Mit dem gleichen Schwung startete man in den zweiten Satz. Die variablen Angriffe der Mittelangreiferinnen Meike Jankowski und Carolin Hahne brachten Frankfurt schier zur Verzweiflung und selbst die dafür bekannte Stellerin Frankfurts öfter unter Druck zweiten Bälle direkt zu spielen, brachten weder Libera Anja Richter noch das restliche Abwehrteam mit Elena Sämmer und Franziska Klimas in arge Verlegenheit. Die abgewehrten Bälle fanden den Weg zu Yvonne Gutte, die variabel zuspielte und Punktball-Situationen sofort von den Angreiferinnen genutzt wurden. Den Rest gaben Frankfurt dann noch die druckvollen Angaben von Heike Müller und Michaela Bugdol. Auch dieser Satz wurde schnell für Hochheim entschieden (25:20).

Jetzt hieß es ruhig bleiben, denn auch Frankfurt hatte sich noch nicht aufgegeben und mit Hilfe eigener Fehler kam der Eintracht-Adler endlich in Fahrt. Davon ließ sich Hochheim leider auch beeindrucken und man kam ins Schwanken. Die bis dahin sichere Annahme wackelte und gewährte Frankfurt immer wieder leichte Punkte. Zwar konnte man sich immer an Frankfurts Vorsprung zurückkämpfen, aber dann zog die Eintracht Punkt für Punkt davon. Die neunfingrige Franziska Klimas, der linke Daumen ruhte wohlbehütet im dicken Verband, kam Außen für Elena Sämmer ins Spiel um nochmal einen neuen Impuls zu bringen. Dies zeigte Wirkung, Hochheim konnte sich noch fünf Punkte am Frankfurt herankämpfen, musste sich aber dann doch mit 25:14 geschlagen geben.

Also musste der vierte Satz den eigentlich verdienten Sieg bringen, da man auch nicht nur einen Punkt für die Tabelle an Frankfurt abgeben wollte! Nach kurzer Ansprache durch das Trainerteam sich jetzt wieder den eigenen Stärken zu widmen ging man in den vierten Satz. Und so sollte es sein, denn der für die Hochheimerinnen bekannte Kampfgeist entbrannte und obwohl man Frankfurt nochmal kurzfristig erschreckend nah an sich ran ließ, zeigten die Damen 1 wer verdient als Sieger vom Feld gehen sollte. Die Eigenfehler wurden auf ein Minimum reduziert und man setzt nochmal eine Schippe drauf. Wo Angriffe nichts mehr brachten, wurden eben Lobs gesetzt.

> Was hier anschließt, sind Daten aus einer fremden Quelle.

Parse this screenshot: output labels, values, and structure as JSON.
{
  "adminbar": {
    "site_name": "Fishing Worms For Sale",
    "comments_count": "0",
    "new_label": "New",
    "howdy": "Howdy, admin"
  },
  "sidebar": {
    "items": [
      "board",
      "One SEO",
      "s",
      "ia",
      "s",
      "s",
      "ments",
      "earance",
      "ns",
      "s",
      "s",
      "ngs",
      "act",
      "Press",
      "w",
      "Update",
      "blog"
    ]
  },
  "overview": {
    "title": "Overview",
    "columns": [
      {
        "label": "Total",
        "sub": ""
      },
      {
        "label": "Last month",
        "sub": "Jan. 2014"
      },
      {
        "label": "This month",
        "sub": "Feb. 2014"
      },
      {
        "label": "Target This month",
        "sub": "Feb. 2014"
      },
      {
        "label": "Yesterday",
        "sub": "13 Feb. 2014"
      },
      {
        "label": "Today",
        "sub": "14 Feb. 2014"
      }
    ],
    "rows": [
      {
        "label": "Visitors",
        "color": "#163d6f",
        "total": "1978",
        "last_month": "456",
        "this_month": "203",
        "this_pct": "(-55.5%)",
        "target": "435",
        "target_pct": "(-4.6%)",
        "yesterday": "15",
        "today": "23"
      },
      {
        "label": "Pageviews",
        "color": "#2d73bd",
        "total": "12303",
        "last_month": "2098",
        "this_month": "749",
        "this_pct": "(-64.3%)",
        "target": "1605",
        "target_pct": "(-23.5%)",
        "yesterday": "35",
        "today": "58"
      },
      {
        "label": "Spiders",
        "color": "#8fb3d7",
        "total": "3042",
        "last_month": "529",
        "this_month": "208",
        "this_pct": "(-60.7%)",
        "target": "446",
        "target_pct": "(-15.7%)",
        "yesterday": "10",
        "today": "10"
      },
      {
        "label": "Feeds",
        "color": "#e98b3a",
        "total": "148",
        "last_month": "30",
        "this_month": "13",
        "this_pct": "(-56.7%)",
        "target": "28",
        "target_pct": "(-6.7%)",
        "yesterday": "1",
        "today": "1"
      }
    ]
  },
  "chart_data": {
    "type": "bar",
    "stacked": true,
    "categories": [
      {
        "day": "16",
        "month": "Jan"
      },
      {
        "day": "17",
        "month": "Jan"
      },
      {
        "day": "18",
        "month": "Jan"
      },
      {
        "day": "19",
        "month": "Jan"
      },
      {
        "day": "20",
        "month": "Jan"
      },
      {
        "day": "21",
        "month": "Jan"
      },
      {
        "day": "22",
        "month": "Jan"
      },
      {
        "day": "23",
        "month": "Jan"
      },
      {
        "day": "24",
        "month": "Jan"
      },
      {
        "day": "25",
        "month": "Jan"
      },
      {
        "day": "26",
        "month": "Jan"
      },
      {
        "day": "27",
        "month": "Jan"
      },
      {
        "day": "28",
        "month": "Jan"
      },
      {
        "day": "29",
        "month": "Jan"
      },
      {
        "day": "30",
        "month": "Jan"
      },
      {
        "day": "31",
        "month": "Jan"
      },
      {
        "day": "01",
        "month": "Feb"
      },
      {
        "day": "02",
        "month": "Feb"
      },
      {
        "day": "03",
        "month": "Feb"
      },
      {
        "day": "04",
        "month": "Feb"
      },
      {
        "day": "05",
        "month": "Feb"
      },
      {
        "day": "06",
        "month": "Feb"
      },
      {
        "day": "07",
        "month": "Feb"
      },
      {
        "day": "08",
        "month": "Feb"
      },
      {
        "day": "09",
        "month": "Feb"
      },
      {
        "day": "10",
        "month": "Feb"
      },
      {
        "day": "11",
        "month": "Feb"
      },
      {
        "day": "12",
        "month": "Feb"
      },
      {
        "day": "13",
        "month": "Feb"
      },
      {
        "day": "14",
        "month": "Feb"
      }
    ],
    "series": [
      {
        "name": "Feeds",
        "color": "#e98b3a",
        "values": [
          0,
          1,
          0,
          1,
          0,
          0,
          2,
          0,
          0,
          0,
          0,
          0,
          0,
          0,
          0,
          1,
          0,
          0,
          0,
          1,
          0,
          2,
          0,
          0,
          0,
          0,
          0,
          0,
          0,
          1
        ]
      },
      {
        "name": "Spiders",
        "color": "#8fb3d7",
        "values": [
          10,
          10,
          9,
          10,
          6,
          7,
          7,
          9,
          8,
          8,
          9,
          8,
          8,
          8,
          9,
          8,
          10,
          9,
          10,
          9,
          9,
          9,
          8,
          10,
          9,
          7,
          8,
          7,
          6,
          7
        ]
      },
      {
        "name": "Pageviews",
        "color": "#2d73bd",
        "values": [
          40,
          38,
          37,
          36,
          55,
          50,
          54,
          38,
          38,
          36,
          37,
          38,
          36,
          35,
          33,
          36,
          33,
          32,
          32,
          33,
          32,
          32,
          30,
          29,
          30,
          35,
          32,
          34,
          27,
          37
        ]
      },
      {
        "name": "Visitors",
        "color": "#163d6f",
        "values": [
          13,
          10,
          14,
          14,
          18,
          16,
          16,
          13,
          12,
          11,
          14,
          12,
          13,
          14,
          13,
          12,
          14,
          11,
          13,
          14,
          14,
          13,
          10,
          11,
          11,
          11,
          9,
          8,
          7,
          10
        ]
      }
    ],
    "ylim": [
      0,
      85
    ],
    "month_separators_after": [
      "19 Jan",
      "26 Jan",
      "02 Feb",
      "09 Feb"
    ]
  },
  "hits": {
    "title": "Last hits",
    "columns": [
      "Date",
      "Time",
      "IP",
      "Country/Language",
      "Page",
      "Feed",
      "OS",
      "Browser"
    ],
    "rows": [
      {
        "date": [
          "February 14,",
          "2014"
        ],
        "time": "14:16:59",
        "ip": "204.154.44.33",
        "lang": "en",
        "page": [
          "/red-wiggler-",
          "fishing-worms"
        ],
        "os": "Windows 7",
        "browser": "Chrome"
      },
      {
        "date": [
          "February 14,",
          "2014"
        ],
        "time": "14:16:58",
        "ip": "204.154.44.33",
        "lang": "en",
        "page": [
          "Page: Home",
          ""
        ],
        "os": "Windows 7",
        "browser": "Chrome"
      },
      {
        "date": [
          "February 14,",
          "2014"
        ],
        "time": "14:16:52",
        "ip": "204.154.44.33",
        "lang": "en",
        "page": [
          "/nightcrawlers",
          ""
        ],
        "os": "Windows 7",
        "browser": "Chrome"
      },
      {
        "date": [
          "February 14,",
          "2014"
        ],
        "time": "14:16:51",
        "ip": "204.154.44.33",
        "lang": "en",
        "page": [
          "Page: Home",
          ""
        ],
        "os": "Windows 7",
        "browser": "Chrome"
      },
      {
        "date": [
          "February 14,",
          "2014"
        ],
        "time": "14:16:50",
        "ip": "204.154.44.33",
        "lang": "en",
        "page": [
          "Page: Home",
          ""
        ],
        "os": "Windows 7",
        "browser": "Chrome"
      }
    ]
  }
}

Dieser Satz gehörte Hochheim und auf der Zielgeraden angekommen, übernahm bei 20:20 Mona Frauendorf die Regie im Zuspiel. Sofort eingeschaltet und effektiv führte sie die Angreiferinnen zu den entscheidenen Punkten. Mit drei knallharten Angaben entschied Mona das Spiel und der Sack war zu! Dieses Nikolaus Geschenk hatte sich das Hochheimer Team redlich verdient und die Freude über 3 Punkte und damit eine etwas sichere Position in der Tabelle war deutlich.

Um die Trainer Paul Hurys und Alexander Doll spielen im Zuspiel Yvonne Gutte und Mona Frauendorf, Aussenangriff Michaela Bugdol, Elena Sämmer und Franziska Klimas, Mittelblock Meike Jankowski und Carolin Hahne, Diagonal Heike Müller und Libera Anja Richter.